This first line comes by way of a freelance editorial client and is used with her permission. It’s not often that I showcase client work but I just had to talk about this line and what makes it such a grabber:
If a tree falls in the woods…Zeke backed his bike into a stand of mountain laurel… and no one hears it….He stood motionless…is it still a crime?
First, some context. This is a MG story dealing with some environmental topics. In this scene, the main character, Zeke, witnesses some vandals felling a very old tree with an active eagle’s nest on top. You get some of this in the line itself, but since you don’t have the benefit of a query or synopsis, I wanted to fill in the rest. Also, for the sake of clarity, italics indicate verbatim thoughts. You can see here that we’re in third person but we’re still getting interiority (thoughts, feelings, reactions) from Zeke because the writer has chosen to interject them. The italics keep everything from running together.
What works here for me? First lines need to grab. One way to do that is to turn something familiar on its head. This is done here with the old “If a tree falls in the forest” phrase. Instead of being a serene mind puzzle, this cliché becomes new and edgy by introducing the idea of a crime happening. Great!
There’s also tension in what Zeke is doing. It’s obvious from how he backs away from the scene and stands motionless that he’s not supposed to be there. Whether he’s a participant regretting his involvement and attempting to run or whether he’s a passerby stumbling onto something sinister, we don’t know yet, but there’s certainly an element of added danger: He is not like the people committing the crime, and that makes him vulnerable. The stakes rise.

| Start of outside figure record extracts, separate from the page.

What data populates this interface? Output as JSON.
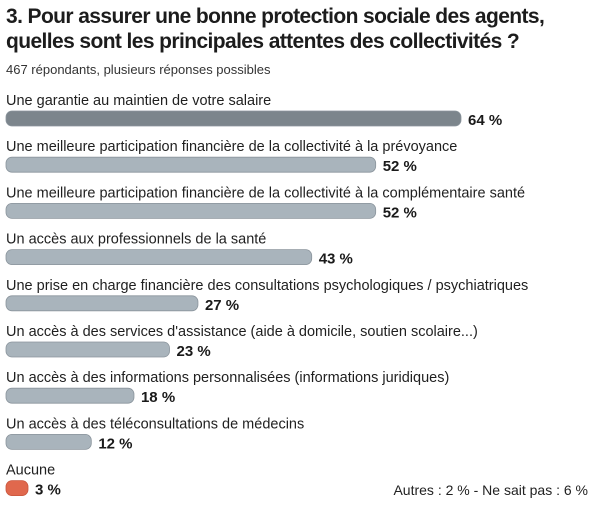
{
  "header": {
    "title_line1": "3. Pour assurer une bonne protection sociale des agents,",
    "title_line2": "quelles sont les principales attentes des collectivités ?",
    "subtitle": "467 répondants, plusieurs réponses possibles"
  },
  "colors": {
    "highlight": "#7c858c",
    "default": "#a9b4bc",
    "none": "#e0684d",
    "bar_edge": "#8a949c"
  },
  "chart_data": {
    "type": "bar",
    "orientation": "horizontal",
    "unit": "%",
    "categories": [
      "Une garantie au maintien de votre salaire",
      "Une meilleure participation financière de la collectivité à la prévoyance",
      "Une meilleure participation financière de la collectivité à la complémentaire santé",
      "Un accès aux professionnels de la santé",
      "Une prise en charge financière des consultations psychologiques / psychiatriques",
      "Un accès à des services d'assistance (aide à domicile, soutien scolaire...)",
      "Un accès à des informations personnalisées (informations juridiques)",
      "Un accès à des téléconsultations de médecins",
      "Aucune"
    ],
    "values": [
      64,
      52,
      52,
      43,
      27,
      23,
      18,
      12,
      3
    ],
    "value_labels": [
      "64 %",
      "52 %",
      "52 %",
      "43 %",
      "27 %",
      "23 %",
      "18 %",
      "12 %",
      "3 %"
    ],
    "xlim": [
      0,
      64
    ],
    "grid": false,
    "legend": "none"
  },
  "footnote": "Autres : 2 % - Ne sait pas : 6 %"
}
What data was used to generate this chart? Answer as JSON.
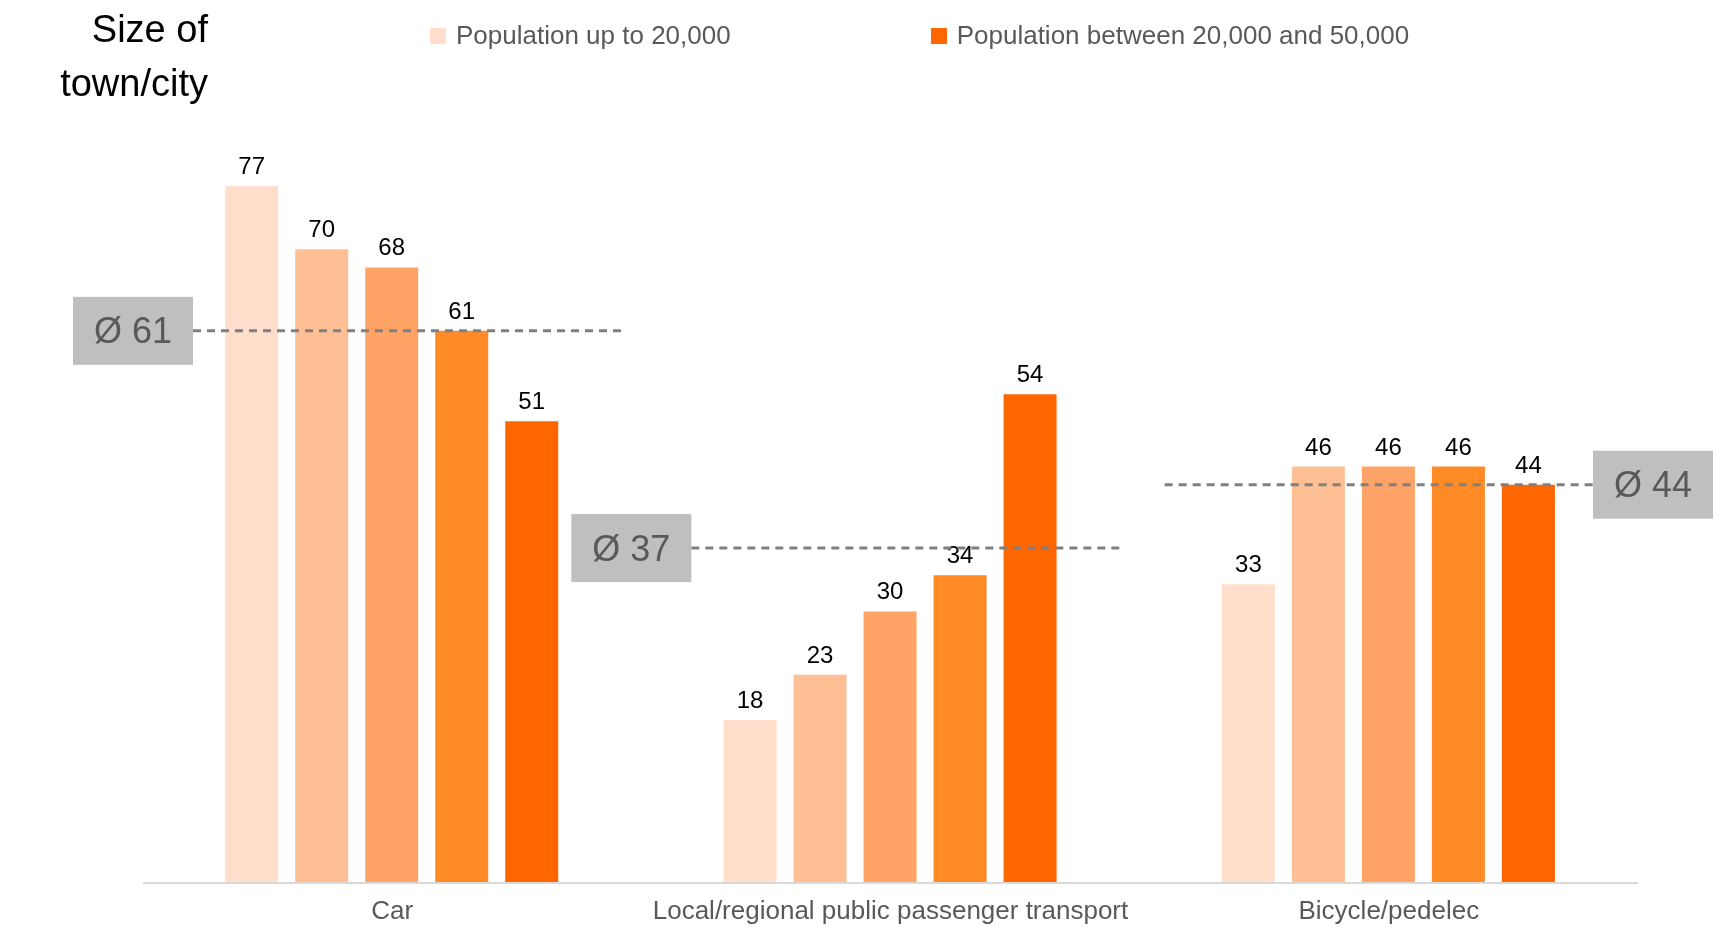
{
  "chart_data": {
    "type": "bar",
    "legend_title": "Size of town/city",
    "categories": [
      "Car",
      "Local/regional public passenger transport",
      "Bicycle/pedelec"
    ],
    "series": [
      {
        "name": "Population up to 20,000",
        "color": "#ffdfcc",
        "values": [
          77,
          18,
          33
        ]
      },
      {
        "color": "#ffbf94",
        "values": [
          70,
          23,
          46
        ]
      },
      {
        "color": "#ffa366",
        "values": [
          68,
          30,
          46
        ]
      },
      {
        "color": "#ff8a26",
        "values": [
          61,
          34,
          46
        ]
      },
      {
        "name": "Population between 20,000 and 50,000",
        "color": "#ff6600",
        "values": [
          51,
          54,
          44
        ]
      }
    ],
    "data_labels": true,
    "legend": "top",
    "tick_labels": "x",
    "grid": false,
    "ref_lines": [
      {
        "axis": "y",
        "value": 61,
        "label": "Ø 61",
        "color": "#808080",
        "line_style": "dashed"
      },
      {
        "axis": "y",
        "value": 37,
        "label": "Ø 37",
        "color": "#808080",
        "line_style": "dashed"
      },
      {
        "axis": "y",
        "value": 44,
        "label": "Ø 44",
        "color": "#808080",
        "line_style": "dashed"
      }
    ]
  }
}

Finally, there’s the simple idea of starting in action. We’re right there in the moment. We get the character’s thoughts (internal conflict) and the character’s physical situation (external conflict) in one sentence. There’s no introduction, no easing into the moment. (“Zeke did what he always did when he couldn’t sleep: he snuck away to visit the eagle’s nest. But this early morning, something was different. He drew nearer and heard a peculiar sound. Chainsaws. He peeked through the underbrush to find…” blah blah blah blah blah) Instead we are thrust into things and we have to catch up but–and this is important–without being disoriented. There’s a mystery (Who is doing this? Why? What’s he doing there?) but we have enough information still that we can attach ourselves to an instant story.
Great stuff, overall! There’s one way this misses, though, and it’s in the follow-up. I use the next line in the manuscript with the author’s permission as well:
But he’d heard it. The sounds of the ruckus – the chainsaw, the muffled cheers, and the thud of the tree – still sent reverberations from his brain to his spine.
If a tree falls in the woods, let us actually hear it in the moment instead of introducing the event, skipping past it, and giving us the protagonist recalling it in compressed narration. Instead of The Event that we’ve been primed to expect, the tree falling is reduced to a list of fleeting images. The reaction to the event is till there but…no event. You should never make a big deal about something (making it the subject of your first line is an Automatic Big Deal) only to discount it soon after. This client doesn’t lose all the tension she created for herself but there’s an automatic deflation when we go from “in the moment” to “wow, that moment was intense but we skipped right over it.”
The bottom line: Grab the reader but make sure you have the follow-through to capitalize on what you’ve created. Otherwise, it’s like setting the stage and turning the lights on only to have the curtain fall. My thanks to Debbie for letting me use her as a guinea pig. A lot to unpack in two short sentences!